Friday, March 6, 2009

Peter Norvig; "we don't think it's a big advance to be able to type something as a question as opposed to keywords."

Sometime ago I found myself in a healthy argument with a friend of mine about the future of search. Both of us are crazy about information retrieval and naturally our discussion more than normally diverts towards search. While usually we agree with each other's views, today I was shocked to find a major difference in our opinions.

I sincerely believe that any breakthrough in search will have something to do with Natural Language Processing. However my friend thinks that that will not be the case. This was not at all a big deal. But what shocked me was the evidence he used... Peter Norvig.

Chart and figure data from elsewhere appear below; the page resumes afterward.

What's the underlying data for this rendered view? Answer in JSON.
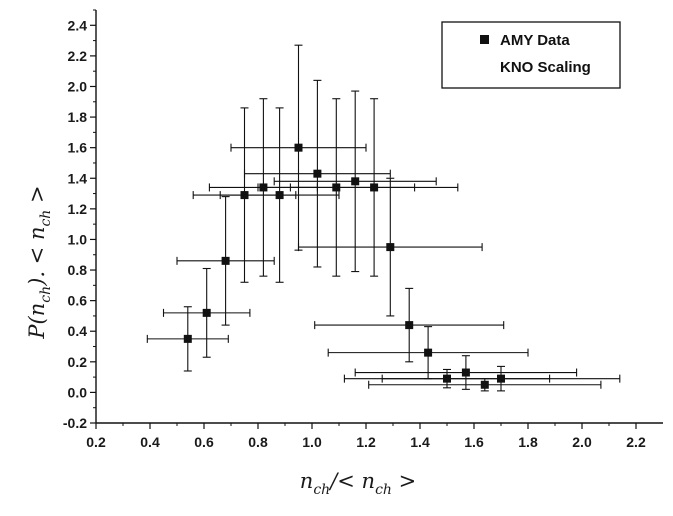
{
  "chart_data": {
    "type": "scatter",
    "xlabel": "n_ch/< n_ch >",
    "ylabel": "P(n_ch). < n_ch >",
    "xlim": [
      0.2,
      2.3
    ],
    "ylim": [
      -0.2,
      2.5
    ],
    "x_ticks": [
      "0.2",
      "0.4",
      "0.6",
      "0.8",
      "1.0",
      "1.2",
      "1.4",
      "1.6",
      "1.8",
      "2.0",
      "2.2"
    ],
    "y_ticks": [
      "-0.2",
      "0.0",
      "0.2",
      "0.4",
      "0.6",
      "0.8",
      "1.0",
      "1.2",
      "1.4",
      "1.6",
      "1.8",
      "2.0",
      "2.2",
      "2.4"
    ],
    "legend": {
      "position": "top-right",
      "entries": [
        "AMY Data",
        "KNO Scaling"
      ]
    },
    "series": [
      {
        "name": "AMY Data",
        "marker": "square",
        "color": "#111111",
        "points": [
          {
            "x": 0.54,
            "y": 0.35,
            "xerr": 0.15,
            "yerr": 0.21
          },
          {
            "x": 0.61,
            "y": 0.52,
            "xerr": 0.16,
            "yerr": 0.29
          },
          {
            "x": 0.68,
            "y": 0.86,
            "xerr": 0.18,
            "yerr": 0.42
          },
          {
            "x": 0.75,
            "y": 1.29,
            "xerr": 0.19,
            "yerr": 0.57
          },
          {
            "x": 0.82,
            "y": 1.34,
            "xerr": 0.2,
            "yerr": 0.58
          },
          {
            "x": 0.88,
            "y": 1.29,
            "xerr": 0.22,
            "yerr": 0.57
          },
          {
            "x": 0.95,
            "y": 1.6,
            "xerr": 0.25,
            "yerr": 0.67
          },
          {
            "x": 1.02,
            "y": 1.43,
            "xerr": 0.27,
            "yerr": 0.61
          },
          {
            "x": 1.09,
            "y": 1.34,
            "xerr": 0.29,
            "yerr": 0.58
          },
          {
            "x": 1.16,
            "y": 1.38,
            "xerr": 0.3,
            "yerr": 0.59
          },
          {
            "x": 1.23,
            "y": 1.34,
            "xerr": 0.31,
            "yerr": 0.58
          },
          {
            "x": 1.29,
            "y": 0.95,
            "xerr": 0.34,
            "yerr": 0.45
          },
          {
            "x": 1.36,
            "y": 0.44,
            "xerr": 0.35,
            "yerr": 0.24
          },
          {
            "x": 1.43,
            "y": 0.26,
            "xerr": 0.37,
            "yerr": 0.17
          },
          {
            "x": 1.5,
            "y": 0.09,
            "xerr": 0.38,
            "yerr": 0.06
          },
          {
            "x": 1.57,
            "y": 0.13,
            "xerr": 0.41,
            "yerr": 0.11
          },
          {
            "x": 1.64,
            "y": 0.05,
            "xerr": 0.43,
            "yerr": 0.04
          },
          {
            "x": 1.7,
            "y": 0.09,
            "xerr": 0.44,
            "yerr": 0.08
          }
        ]
      }
    ]
  }
}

Now I am a big fan of Peter Norvig but while i am crazy about all things Peter Norvig, I was disappointed to read what he said in his interverview with Technology Review:

"TR: Companies such as Ask and Powerset are betting that the future is in natural-language search, which lets people use real, useful sentences instead of potentially ambiguous keywords. What is Google doing with natural language?

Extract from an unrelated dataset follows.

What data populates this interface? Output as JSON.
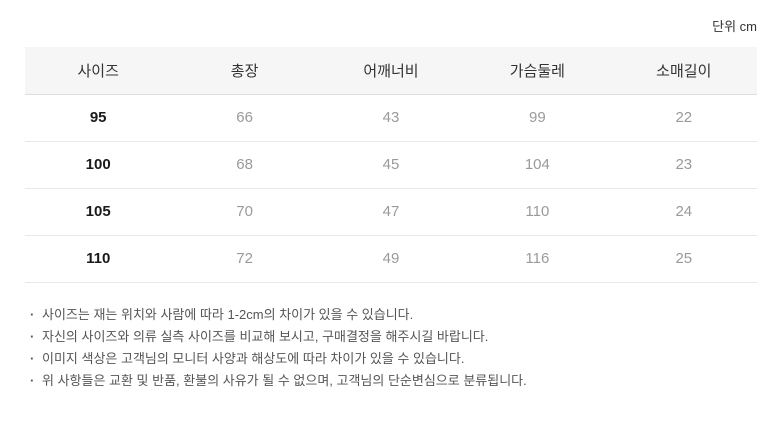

PN: We think what's important about natural language is the mapping of words onto the concepts that users are looking for. But we don't think it's a big advance to be able to type something as a question as opposed to keywords. Typing "What is the capital of France?" won't get you better results than typing "capital of France." But understanding how words go together is important. To give some examples, "New York" is different from "York," but "Vegas" is the same as "Las Vegas," and "Jersey" may or may not be the same as "New Jersey." That's a natural-language aspect that we're focusing on. Most of what we do is at the word and phrase level; we're not concentrating on the sentence. We think it's important to get the right results rather than change the interface."

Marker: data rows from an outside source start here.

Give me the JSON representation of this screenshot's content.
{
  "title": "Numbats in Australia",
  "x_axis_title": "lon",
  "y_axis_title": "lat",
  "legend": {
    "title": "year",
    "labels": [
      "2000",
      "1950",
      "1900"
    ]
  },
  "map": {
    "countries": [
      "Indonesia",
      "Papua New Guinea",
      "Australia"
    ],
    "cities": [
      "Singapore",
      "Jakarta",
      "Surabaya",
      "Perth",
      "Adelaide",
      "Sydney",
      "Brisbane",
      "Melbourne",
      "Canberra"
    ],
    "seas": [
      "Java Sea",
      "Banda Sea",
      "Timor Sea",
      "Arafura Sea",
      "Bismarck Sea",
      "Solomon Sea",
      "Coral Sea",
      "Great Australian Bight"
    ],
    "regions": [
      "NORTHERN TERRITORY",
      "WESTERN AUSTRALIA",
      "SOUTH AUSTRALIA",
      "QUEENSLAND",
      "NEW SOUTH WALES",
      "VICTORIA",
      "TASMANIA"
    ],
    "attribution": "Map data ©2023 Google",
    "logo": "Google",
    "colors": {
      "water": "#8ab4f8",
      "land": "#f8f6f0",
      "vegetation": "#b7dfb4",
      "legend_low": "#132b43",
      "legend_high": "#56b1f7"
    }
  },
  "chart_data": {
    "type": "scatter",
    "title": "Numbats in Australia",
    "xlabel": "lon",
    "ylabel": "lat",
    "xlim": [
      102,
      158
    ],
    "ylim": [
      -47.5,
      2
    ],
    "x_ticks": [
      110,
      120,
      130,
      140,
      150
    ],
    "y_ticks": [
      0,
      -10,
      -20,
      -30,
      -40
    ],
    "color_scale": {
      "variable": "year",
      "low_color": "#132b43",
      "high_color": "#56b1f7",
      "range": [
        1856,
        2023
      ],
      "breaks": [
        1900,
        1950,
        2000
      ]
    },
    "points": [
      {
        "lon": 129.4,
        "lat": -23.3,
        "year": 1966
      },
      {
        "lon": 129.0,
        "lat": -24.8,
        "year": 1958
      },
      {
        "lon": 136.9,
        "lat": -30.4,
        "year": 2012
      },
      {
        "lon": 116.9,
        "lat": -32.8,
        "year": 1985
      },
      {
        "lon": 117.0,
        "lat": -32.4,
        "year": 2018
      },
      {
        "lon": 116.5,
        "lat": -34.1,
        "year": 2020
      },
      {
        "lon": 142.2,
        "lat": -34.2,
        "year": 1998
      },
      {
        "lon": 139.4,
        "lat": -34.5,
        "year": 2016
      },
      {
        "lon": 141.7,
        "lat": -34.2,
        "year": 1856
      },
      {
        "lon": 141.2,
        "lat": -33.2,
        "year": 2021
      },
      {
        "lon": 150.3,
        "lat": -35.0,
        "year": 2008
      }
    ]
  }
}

Apparently, Peter Norvig thinks that typing complete questions will just be a change in interface. I seriously doubt it. These days, I hardly use single keyword searches. I like Powerset and really wish that I could google something much more intelligent than a few keywords. But if the director of research at Google doesn't think that this will bring any big advancement to search, then maybe it is just me. I am sure Peter has substantial data to back his comments but I for one would like to type in a question ( and not something as simple as "Who is the 44th president of USA") and expect a relevant answer.

But thats just me... The interview was conducted in 2008, here is hoping that during this time Peter has given a second thought to some serious NLP usage for search.

Sunday, February 17, 2008

IR or Spam Filter

I haven't been updating my blog lately. The commencement of the spring 2008 semester has to do something with that but the real reason is that I have been busy researching some interesting topics for my AI project.

Last semester I wanted to create an Image Spam Filter for my "Data mining & Pattern Recognition" class. My theory was to apply OCR techniques to capture text from the image, after which it really becomes a text spam-filter problem. I was thinking of using Neural Networks for Image Text recognition and Bayes' Theorem for spam-filtering. But my idea was unanimously rejected by my group and instead we developed a Handwriting Recognition system (which was still a better project to work on than our previous plan to tell time by reading an image of analogue clock.)

So now I have a chance to have another go at my Image Spam Filter project. But I am still debating about it. The reason is that I am also fond of Information Retrieval problems. I am thinking of working on a Search engine and automatic indexing of a technical book/manual. Since this is an individual project I can do whatever I want (Of course my professor has to approve it.)

If I think about it, I find both, IR and Spam Filter, interesting. So it is not a clash of interest but more of what will I gain from them and what I want to do in future.

While I try to analyze this, feel free to give me your suggestions. Maybe you can give me an insight which may eventually help me reach a decision.